その思惑が、大胆なサイドチェンジに繋がった。
「うおっと、いいパスだ!」
灰村からのボールをトラップしながら、横山は中を見る。迷わず剣崎にボールを託す。
「たのむぜ!剣崎」
(来やがったっ!)
ある程度想像はしていたが、こうして自分にすぐさまボールが来る当たり、自分の立ち位置がはっきりする。
「さてどうする?またやられるか」
直前、マークにつく内海は耳元でささやく。だが、剣崎は鼻で笑い返した。
「俺はな、やられたら絶対ねじ伏せる男だぜっ!」
そう言って前に飛び出す。ボールに対して正面から突っ込む。
「何考えてんだ。あれでどうゴールしようと・・・」
剣崎の行動に戸惑う渡。そんな彼の想像だにしないシュートを剣崎は打った。胸トラップで浮かせた後、オーバーヘッドシュートを叩きこんできた。
「流れでいきなりできるもんなのかよ!・・・うおっ!!」
その身体能力におののき、打たれたシュートが自分の手前で強烈にバウンドし、渡は慌てて股を閉じる。だが間に合わず、ボールは足元を抜けてゴールに突き刺さった。剣崎は仰向けに倒れたまま、天にこぶしを突き上げていた。
「まいったか、てめえら」
「は~いみんなお疲れ様~」
練習試合を終え、全選手が夕食を取った後、ミーティングルームに集められた。そこで叶宮監督はまず選手を労った。

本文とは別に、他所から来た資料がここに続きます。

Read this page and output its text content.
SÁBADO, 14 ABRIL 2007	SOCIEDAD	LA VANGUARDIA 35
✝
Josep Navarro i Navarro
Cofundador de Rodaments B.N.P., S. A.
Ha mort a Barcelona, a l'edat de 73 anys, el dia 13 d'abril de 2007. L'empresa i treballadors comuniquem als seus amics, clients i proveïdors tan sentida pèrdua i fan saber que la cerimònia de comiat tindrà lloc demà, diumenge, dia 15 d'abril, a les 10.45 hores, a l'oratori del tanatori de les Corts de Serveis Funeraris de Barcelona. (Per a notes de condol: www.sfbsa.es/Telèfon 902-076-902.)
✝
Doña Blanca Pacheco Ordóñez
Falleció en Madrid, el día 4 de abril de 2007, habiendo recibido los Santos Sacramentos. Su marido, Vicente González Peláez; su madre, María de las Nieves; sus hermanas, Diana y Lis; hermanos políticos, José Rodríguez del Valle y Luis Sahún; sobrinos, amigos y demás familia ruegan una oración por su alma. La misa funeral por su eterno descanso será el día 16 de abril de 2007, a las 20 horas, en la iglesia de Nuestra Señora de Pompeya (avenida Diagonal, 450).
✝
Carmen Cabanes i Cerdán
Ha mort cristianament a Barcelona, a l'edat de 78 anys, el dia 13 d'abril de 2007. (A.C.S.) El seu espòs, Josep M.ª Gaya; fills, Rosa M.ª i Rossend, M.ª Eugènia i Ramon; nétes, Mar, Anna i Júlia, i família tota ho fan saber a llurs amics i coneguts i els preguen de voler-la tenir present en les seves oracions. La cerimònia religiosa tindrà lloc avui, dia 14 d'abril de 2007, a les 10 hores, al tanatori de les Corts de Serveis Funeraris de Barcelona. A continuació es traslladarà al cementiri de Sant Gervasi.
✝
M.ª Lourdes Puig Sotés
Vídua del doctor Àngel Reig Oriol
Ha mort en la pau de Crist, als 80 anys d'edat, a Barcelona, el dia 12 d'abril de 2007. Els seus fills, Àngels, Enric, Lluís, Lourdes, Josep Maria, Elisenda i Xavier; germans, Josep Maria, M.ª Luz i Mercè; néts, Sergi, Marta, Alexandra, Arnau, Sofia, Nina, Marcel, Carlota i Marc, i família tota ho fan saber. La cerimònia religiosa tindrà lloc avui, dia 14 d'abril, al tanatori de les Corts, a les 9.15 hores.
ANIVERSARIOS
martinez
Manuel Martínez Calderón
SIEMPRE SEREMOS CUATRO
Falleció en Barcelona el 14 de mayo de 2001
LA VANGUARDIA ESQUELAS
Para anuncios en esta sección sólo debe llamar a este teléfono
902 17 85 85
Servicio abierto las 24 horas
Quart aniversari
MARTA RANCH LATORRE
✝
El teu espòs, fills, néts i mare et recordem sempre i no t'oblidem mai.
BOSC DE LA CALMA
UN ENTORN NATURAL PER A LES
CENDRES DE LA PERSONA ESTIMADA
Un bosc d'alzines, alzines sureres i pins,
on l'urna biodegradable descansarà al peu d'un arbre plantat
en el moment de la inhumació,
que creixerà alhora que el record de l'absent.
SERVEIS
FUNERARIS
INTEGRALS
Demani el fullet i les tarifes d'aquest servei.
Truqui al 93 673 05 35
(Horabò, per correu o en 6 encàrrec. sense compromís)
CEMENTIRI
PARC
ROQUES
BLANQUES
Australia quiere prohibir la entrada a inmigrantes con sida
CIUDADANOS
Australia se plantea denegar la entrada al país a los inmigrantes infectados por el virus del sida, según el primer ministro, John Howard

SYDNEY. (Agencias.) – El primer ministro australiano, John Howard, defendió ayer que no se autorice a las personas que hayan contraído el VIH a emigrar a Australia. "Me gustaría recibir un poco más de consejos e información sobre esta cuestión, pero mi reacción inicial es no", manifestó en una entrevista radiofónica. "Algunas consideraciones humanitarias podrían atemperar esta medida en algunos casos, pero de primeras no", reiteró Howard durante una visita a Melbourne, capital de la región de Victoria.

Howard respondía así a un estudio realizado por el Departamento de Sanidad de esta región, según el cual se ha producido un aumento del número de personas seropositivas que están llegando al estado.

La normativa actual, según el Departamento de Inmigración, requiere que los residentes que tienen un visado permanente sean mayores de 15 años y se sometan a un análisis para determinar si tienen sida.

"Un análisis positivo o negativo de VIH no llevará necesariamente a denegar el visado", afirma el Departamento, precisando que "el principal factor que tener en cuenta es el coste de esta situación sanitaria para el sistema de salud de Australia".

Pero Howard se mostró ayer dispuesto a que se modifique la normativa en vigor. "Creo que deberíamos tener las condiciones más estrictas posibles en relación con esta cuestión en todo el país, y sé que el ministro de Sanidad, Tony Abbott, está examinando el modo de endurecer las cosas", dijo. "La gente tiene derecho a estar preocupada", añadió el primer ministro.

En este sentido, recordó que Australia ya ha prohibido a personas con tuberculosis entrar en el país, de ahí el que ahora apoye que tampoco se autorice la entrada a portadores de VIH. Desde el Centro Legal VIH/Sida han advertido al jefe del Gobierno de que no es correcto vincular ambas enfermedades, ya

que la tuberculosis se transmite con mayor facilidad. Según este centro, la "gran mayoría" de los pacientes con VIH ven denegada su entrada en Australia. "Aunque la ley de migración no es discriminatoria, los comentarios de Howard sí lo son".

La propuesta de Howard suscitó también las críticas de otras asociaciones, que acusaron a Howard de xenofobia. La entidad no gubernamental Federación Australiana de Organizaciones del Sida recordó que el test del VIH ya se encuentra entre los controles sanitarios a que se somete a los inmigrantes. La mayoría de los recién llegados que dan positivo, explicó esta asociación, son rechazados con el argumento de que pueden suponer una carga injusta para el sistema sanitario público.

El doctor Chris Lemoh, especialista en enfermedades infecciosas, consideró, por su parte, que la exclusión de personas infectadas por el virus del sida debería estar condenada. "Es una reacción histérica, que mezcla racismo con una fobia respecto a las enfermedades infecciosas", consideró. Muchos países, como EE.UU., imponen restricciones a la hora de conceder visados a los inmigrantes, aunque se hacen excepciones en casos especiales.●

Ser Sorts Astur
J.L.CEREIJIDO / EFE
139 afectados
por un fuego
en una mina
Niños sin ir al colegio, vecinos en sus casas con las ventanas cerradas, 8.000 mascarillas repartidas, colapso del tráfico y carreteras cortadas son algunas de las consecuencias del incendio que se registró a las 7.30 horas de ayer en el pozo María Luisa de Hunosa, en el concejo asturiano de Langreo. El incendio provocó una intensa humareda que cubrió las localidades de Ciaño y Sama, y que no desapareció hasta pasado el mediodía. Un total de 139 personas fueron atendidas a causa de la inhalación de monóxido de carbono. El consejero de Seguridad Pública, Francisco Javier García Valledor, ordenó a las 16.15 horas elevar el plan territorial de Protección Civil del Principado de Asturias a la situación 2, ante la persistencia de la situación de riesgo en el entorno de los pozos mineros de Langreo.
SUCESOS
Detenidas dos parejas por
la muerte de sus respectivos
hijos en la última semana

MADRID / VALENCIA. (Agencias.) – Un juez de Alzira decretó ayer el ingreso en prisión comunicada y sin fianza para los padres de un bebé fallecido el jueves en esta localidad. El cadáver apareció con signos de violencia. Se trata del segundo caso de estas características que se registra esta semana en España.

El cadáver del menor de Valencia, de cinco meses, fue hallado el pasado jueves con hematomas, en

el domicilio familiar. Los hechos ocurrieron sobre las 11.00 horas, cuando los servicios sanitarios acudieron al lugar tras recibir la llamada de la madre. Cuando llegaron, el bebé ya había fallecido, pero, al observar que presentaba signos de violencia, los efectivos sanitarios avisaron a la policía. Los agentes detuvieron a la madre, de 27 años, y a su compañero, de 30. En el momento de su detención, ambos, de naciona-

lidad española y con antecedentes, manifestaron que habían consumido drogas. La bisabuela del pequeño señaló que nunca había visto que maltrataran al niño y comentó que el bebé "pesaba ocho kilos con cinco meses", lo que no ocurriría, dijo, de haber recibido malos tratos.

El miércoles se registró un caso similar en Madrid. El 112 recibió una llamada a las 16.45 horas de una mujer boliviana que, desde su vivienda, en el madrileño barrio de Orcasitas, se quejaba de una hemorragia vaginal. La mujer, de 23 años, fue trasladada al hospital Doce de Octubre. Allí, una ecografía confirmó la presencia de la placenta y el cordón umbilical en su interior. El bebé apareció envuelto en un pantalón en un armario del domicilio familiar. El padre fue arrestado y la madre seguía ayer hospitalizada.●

「1週間、あっという間だったけどどうだった?なんか目の色変わった選手が多いけど・・・。ま、クラブだけでは得られないものを得たって顔してるわね、何人か。でもこれでまだ終わりじゃないのよ」
そう言って叶宮監督は指を鳴らした。黒川コーチが丸めていたA1サイズの模造紙をホワイトボードに張り付ける。そこには叶宮監督の頭で描いた「ベストイレブン」が描かれていた。
「この1週間だけの出来で判断したからあくまでも参考程度だけどね。本大会をイメージして背番号もつけさせてもらったわ」
それがこのメンバーだった。
GK1友成哲也 12渡由紀夫
DF3内海秀人 4小野寺英一 5大森優作 14真行寺誠司 15灰村柊也
MF2猪口太一 6亀井智広 7菊瀬健太 8南條惇 10小宮榮秦 13末守良和 17近森芳和
FW9剣崎龍一 11櫻井竜斗 16竹内俊也 18西谷敦志
「どう?なかなかいいバランスじゃない?ま、まだ時間はあるし、あくまでも暫定だからね。それでもちょ~っと悔しい人もいるみたいね」
楽しそうに見渡す叶宮監督。一番その思いが強いのは、長らく1番をつけてゴール前に立ちはだかった渡だろう。
「あと、入った人もさっき言ったようにこれで終わりじゃないわ。なにせまだ2年も残ってんのよ?それに今回は最上級生しか呼んでないし、後輩にすごいのがいたら簡単に代えられちゃうんだから。ぶっちゃけると、代わりはいくらでもいるの。そのこと肝に銘じて、帰ってからのリーグ戦、またアタシを楽しませてね」
ぱちりとウインクして見せた叶宮監督だが、最後の最後まで選手たちは気が休まらなかった。
「いや~やっぱ家はいいねえ~」
翌日。ところ変わって和歌山県。アガーラ和歌山のクラブハウス。ロッカールームで着替えていると、剣崎は浮かれながらつぶやく。
「どうだった?その様子じゃ、だいぶ合宿を楽しんだみたいだな」
隣で着替える栗栖が茶化す。剣崎は得意げに語る。
「いや~いい合宿だたぜ。ゴールも決めてアピールできたし、キャプテン直々にエースっつってくれたし、なんか頑張んなきゃな~って思ったぜ」
「だろうな。お前、また眼の色変わったよ」
「そうか?」
「またギラつき具合がな」
栗栖からの言葉に、剣崎は笑みを抑え、真剣な表情で語った。
「まあ・・・できることだけやったらこうなったってだけだ。またリーグ戦始まったらゴール決めなきゃな」
「その粋だ。俺もまた一から代表狙うか。太一だって行けるんだしな」
そして剣崎たちは、この合宿の影響を実感することになる。
明らかにギャラリーがにぎやかになっていた。竹内に黄色い声援が飛ぶのはいつものことだが、猪口への注目度が格段に上がった。剣崎たちらにも野太い声援が飛ぶ。
「これが期待されてるってことか。さーて、再開がてら、浦和をぶっ潰すとすっか」
そう言って剣崎は走り出した。
6月28日にストーリー展開の都合で、最後の剣崎のセリフを少しいじりました。